For existing FPGA design the best can be had is 23MHps/J. There is no reason to anticipate an improvement in FPGA power efficiency, yes, there can be marginal reduction of overhead and the FPGA can be scaled up, but it's efficiency will not increase all that much. Based on existing designs we can anticipate 25MH/J for FPGA. There is nothing special abut ASIC, most ASIC vendors just use a custom programmed FPGA; this is called FPGA to ASIC conversion. So at best ASIC will be 50MHps/J; and i am being VERY generous here.

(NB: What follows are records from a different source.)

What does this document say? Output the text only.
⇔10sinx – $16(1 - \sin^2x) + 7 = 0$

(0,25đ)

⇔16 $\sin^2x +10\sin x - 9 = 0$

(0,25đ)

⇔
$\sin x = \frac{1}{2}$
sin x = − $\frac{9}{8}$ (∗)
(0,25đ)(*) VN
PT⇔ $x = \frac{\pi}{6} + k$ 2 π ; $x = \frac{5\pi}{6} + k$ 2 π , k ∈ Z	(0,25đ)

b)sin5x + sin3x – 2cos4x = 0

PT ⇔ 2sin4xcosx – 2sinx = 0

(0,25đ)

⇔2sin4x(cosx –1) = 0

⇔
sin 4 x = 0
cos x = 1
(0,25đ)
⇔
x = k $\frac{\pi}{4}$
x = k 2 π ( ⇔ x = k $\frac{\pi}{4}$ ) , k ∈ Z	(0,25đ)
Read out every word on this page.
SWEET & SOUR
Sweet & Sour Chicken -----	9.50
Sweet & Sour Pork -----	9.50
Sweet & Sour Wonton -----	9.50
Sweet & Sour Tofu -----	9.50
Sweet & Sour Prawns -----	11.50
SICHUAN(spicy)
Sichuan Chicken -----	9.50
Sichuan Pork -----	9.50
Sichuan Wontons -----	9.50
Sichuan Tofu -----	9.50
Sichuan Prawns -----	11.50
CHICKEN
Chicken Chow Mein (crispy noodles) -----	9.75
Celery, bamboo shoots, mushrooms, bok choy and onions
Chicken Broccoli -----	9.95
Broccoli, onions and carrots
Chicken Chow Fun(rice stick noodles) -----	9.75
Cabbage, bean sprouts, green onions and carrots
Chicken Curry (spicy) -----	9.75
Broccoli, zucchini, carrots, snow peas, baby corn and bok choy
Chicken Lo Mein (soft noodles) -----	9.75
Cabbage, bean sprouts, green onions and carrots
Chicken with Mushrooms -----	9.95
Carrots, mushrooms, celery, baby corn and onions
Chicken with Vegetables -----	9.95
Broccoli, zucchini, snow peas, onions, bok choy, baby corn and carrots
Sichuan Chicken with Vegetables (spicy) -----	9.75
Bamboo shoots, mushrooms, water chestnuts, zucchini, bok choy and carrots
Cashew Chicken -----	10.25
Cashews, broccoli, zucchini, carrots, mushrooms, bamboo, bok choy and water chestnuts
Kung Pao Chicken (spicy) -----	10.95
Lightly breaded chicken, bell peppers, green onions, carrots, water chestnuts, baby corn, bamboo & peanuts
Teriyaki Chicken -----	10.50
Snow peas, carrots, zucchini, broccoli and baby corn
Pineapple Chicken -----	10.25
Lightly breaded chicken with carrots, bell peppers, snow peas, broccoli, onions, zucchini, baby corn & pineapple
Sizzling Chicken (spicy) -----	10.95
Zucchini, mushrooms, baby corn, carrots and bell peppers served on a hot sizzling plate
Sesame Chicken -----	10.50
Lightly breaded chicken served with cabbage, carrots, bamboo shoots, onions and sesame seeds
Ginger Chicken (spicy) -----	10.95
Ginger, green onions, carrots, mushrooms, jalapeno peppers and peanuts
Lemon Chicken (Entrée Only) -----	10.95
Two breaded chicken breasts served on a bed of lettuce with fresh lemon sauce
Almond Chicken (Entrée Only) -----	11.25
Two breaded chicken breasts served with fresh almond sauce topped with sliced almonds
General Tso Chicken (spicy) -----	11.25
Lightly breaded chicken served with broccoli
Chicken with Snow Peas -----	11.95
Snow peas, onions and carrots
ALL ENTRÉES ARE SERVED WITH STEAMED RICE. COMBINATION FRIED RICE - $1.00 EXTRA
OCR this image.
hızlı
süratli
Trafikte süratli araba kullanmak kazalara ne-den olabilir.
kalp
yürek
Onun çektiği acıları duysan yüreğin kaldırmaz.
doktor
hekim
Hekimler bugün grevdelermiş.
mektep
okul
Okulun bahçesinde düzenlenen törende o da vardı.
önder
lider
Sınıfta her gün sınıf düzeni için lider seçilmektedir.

2x energy improvement going from FPGA to ASIC? Really please provide a link to this claim. I have no idea (nor care) if any of the current specs are legit but FPGA are horribly energy inefficient compared to a dedicated circuit. An energy improvement of 1000% isn't even that amazing in the move from FPGA to ASICs and 5000%+ is certainly possible.
Here is an SHA-3 academic circuit (unoptimized performing stream hashing) where the purpose wasn't even to test SHA-256 and built using archaic 130nm process.
http://rijndael.ece.vt.edu/sha3/publications/DATE2012SHA3.pdf~150 MH/J. Remember this is (from Bitcoin point of view) an unoptimized design as it is designed to hash an abritrary amount of data. It is roughly 300% of what your claimed "theoretical max" would be and that is at 130nm. At 90nm (4 generations old) it would be ~300 MH/J. At 65nm closer to 600 MH/J. So where did this magical 50MH/J max come from? Just admit it ... nowhere. It doesn't even make sense. The whole point of the move to ASIC is to get MASSIVE reduction in energy consumption.
It's one thing to design processor application, and it is completely different task to actually design the processor. Something like radeon 6970 gpu has 2.6 billion transistors. For FPGAs like startan-6 we are still talking billions of transistors. For someone starting from scratch, can you imagine how long it would take to draw wiring schematic with a billion components? This is what you would have to do to design a brand spanking new custom ASIC. ASIC is Application Specific Integrated Circuit, so either you have to piece it together via FPGA conversion or you have to design this circuit from scratch. This task would be not easier than it was to design FPGA like SPARTAN-6 in the first place.
Nobody designs ASICs by hand just like they don't design FPGA by hand. They use high level libraries and design tools. Nobody cares where each individual transistor goes just like a programmer doesn't care which exact memory address every single bit of memory goes. It is abstracted away. Comparing these chips to either FPGA or GPU is a false comparison. These are SHA-256 hashes and will be significantly simpler (and smaller) than any general purpose device like a GPU or FPGA.
We talking major dollars here.
Ok. Now say you had major dollars. Costing major dollars =/= impossible.